NYU professor says his family turned to hunter gatherers during Shanghais

NYU professor says his family turned to ‘hunter-gatherers’ during Shanghai’s COVID lockdown

  • An NYU professor says his family is becoming “hunter-collectors” amid Shanghai’s total lockdown.
  • Rodrigo Zeidan said his family joined forces with the community at their estate to secure food.
  • He called the city’s lockdown – and the family having to find ways to survive – an “interesting sociological experience”.

Loading Something is loading.

An NYU professor living in Shanghai said his family is turning into “hunter-gatherers” as he tries to survive the city’s total COVID-19 lockdown without starving.

“Access (to food) is the problem. In a way, we’ve become hunter-gatherers,” NYU-Shanghai professor Rodrigo Zeidan said in an April 11 interview with The Hill. “We had to find ways to get food – and we don’t speak Chinese.”

He added that his family managed to secure groceries by teaming up with some people from their estate’s community to “buy as much as possible of whatever we could get our hands on,” and trade with neighbors to get more items they needed.

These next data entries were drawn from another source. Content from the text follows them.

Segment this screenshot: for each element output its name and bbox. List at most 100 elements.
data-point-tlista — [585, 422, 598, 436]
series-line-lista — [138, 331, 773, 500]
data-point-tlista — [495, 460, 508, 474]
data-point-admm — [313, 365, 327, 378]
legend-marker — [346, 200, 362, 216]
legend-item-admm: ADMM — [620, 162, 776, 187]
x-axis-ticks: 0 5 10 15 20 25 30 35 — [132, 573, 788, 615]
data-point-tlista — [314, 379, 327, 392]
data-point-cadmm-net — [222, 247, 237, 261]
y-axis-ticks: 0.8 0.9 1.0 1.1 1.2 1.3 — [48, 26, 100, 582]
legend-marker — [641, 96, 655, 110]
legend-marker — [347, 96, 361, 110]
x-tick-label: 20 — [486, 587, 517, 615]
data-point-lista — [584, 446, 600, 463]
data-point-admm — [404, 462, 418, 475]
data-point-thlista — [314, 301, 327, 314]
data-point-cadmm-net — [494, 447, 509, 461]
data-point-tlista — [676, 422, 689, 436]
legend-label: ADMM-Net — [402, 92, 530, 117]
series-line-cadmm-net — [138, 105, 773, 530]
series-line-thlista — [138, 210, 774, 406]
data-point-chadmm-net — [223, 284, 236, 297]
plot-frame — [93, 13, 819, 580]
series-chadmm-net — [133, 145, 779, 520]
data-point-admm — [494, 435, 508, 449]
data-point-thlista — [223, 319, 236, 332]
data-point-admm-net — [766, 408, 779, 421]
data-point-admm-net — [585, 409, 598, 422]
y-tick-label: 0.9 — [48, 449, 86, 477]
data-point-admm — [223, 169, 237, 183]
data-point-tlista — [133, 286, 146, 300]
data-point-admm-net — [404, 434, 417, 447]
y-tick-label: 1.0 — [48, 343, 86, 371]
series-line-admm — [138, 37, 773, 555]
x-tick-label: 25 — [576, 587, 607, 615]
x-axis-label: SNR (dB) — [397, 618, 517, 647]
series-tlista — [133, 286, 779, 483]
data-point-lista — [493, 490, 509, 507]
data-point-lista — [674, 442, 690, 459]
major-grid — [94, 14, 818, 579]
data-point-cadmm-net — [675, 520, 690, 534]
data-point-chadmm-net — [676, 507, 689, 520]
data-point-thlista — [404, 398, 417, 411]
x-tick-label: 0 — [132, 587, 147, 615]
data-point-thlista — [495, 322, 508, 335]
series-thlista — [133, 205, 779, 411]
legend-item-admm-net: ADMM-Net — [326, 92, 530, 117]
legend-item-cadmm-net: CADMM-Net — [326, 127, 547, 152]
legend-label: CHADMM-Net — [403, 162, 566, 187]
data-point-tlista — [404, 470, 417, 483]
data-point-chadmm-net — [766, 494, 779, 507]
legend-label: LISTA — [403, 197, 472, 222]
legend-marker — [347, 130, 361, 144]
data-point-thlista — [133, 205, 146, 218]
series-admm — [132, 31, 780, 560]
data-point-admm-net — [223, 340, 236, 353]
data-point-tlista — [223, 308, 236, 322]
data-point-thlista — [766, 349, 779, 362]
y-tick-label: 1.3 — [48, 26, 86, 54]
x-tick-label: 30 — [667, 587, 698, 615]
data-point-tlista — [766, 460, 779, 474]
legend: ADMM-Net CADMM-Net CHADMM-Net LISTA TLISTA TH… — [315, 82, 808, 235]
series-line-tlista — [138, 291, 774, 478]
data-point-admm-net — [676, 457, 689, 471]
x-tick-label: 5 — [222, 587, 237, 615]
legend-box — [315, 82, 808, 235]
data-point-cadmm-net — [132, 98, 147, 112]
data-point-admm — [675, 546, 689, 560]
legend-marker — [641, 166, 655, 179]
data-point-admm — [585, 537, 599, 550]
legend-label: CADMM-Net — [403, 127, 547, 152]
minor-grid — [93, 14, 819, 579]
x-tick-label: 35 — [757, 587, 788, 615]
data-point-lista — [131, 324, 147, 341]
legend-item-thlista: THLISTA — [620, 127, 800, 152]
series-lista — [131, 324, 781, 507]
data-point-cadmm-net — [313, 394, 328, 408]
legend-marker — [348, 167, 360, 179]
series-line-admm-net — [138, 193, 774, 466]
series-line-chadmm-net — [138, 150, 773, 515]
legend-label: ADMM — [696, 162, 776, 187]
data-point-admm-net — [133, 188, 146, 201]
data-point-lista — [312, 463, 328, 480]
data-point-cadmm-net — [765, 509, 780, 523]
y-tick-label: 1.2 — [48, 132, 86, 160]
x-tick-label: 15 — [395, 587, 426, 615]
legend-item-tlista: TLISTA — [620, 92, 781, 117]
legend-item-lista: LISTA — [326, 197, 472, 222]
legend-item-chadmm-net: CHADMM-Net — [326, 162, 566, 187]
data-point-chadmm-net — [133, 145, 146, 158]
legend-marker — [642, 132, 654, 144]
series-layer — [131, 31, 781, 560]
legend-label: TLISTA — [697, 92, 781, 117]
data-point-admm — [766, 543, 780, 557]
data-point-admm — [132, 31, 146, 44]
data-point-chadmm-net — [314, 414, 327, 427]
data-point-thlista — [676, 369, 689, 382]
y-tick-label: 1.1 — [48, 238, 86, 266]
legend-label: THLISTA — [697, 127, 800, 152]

“It’s an interesting sociological experience to come to a city that isn’t our home country and try to survive in a very flexible way,” said Zeidan.

Zeidan told The Hill that the ongoing lockdown has surprised him and many Shanghai residents.

“Life went on as normal as it could be under the circumstances, then everything changed,” he said. “We didn’t have time to prepare and four days turned into five, six and then seven. And that is the situation we are in right now.”

He said the Western view that Chinese citizens are not protesting is wrong, saying there is immense frustration on the ground.

“This is how people in China express their concerns. They’re not protesting the central government, of course, but that’s how you keep local politicians in check,” he said, referring to videos he’d seen of Shanghainese arguing with healthcare workers uploaded to Chinese social media and then were censored.

“The protests you are seeing are an integral part of how the Chinese people are bringing accountability into their political system – as much as possible as this is not a democracy,” Zeidan said.

Shanghai went into full lockdown on April 5 to quell rising COVID-19 numbers under its COVID-zero policy. However, since the lockdown began, the city has seen discontent among its 26 million residents.

Videos have emerged of unattended infants left crying in quarantine centers after being forcibly separated from their parents, a policy the city government has defended. And social media has also been posting shocking videos of what appear to be Shanghai residents screaming from their windows as the lockdown continues.

Shanghai recorded 22,342 COVID-19 infections on Tuesday, bringing the city’s total number of infections to around 227,000 since March 1.